Excess nutrients added to streams result in net carbon loss from aquatic ecosystems. Nitrogen and phosphorus are known to fuel increases in algal carbon. Now, Rosemond et al. show that nutrients stimulate losses of terrestrially derived carbon (e.g., from twigs and leaves). The authors monitored several multiyear experiments on headwater forest streams in the United States. Some of these streams had extra nitrogen and phosphorus added at levels that are now common in many streams and lakes. To successfully manage river ecosystems, we need to take into account nutrient pollution effects on multiple carbon pathways.

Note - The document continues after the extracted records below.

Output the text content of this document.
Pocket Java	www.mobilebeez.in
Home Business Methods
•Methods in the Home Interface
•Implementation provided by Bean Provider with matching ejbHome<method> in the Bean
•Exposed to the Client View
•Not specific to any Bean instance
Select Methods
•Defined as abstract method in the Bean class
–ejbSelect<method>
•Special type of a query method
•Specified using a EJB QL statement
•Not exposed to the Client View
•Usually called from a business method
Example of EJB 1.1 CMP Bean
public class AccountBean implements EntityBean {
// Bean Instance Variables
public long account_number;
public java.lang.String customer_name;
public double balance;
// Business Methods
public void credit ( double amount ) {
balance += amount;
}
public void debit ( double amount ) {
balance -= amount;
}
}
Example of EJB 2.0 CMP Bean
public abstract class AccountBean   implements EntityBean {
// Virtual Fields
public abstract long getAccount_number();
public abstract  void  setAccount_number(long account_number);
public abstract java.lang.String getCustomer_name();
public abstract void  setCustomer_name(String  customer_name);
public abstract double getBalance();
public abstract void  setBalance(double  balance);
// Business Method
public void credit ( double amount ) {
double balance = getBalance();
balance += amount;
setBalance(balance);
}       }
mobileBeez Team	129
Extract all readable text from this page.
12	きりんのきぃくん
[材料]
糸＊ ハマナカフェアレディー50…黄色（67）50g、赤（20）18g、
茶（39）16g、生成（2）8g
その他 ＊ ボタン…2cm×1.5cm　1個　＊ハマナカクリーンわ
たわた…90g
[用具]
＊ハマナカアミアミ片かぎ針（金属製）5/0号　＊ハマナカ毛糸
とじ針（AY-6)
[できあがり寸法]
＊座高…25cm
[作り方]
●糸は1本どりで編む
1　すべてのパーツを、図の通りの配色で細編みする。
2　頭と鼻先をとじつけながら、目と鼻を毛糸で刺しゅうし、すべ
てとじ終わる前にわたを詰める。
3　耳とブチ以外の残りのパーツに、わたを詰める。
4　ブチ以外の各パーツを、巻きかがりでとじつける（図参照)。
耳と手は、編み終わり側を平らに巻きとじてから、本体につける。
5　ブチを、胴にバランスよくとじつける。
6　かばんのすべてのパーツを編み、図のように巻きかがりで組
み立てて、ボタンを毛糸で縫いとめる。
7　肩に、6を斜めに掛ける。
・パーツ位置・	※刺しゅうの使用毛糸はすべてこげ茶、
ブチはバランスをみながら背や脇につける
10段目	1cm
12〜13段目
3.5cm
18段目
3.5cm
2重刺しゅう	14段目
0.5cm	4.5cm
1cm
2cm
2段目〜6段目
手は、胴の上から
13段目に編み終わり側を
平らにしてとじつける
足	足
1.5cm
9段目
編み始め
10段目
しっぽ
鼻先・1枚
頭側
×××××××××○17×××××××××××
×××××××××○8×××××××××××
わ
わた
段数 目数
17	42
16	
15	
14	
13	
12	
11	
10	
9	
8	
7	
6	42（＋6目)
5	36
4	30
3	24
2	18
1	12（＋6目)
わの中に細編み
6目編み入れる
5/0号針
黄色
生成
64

Science, this issue p. 1142


Nutrient pollution of freshwater ecosystems results in predictable increases in carbon (C) sequestration by algae. Tests of nutrient enrichment on the fates of terrestrial organic C, which supports riverine food webs and is a source of CO2, are lacking. Using whole-stream nitrogen (N) and phosphorus (P) additions spanning the equivalent of 27 years, we found that average terrestrial organic C residence time was reduced by ~50% as compared to reference conditions as a result of nutrient pollution. Annual inputs of terrestrial organic C were rapidly depleted via release of detrital food webs from N and P co-limitation. This magnitude of terrestrial C loss can potentially exceed predicted algal C gains with nutrient enrichment across large parts of river networks, diminishing associated ecosystem services.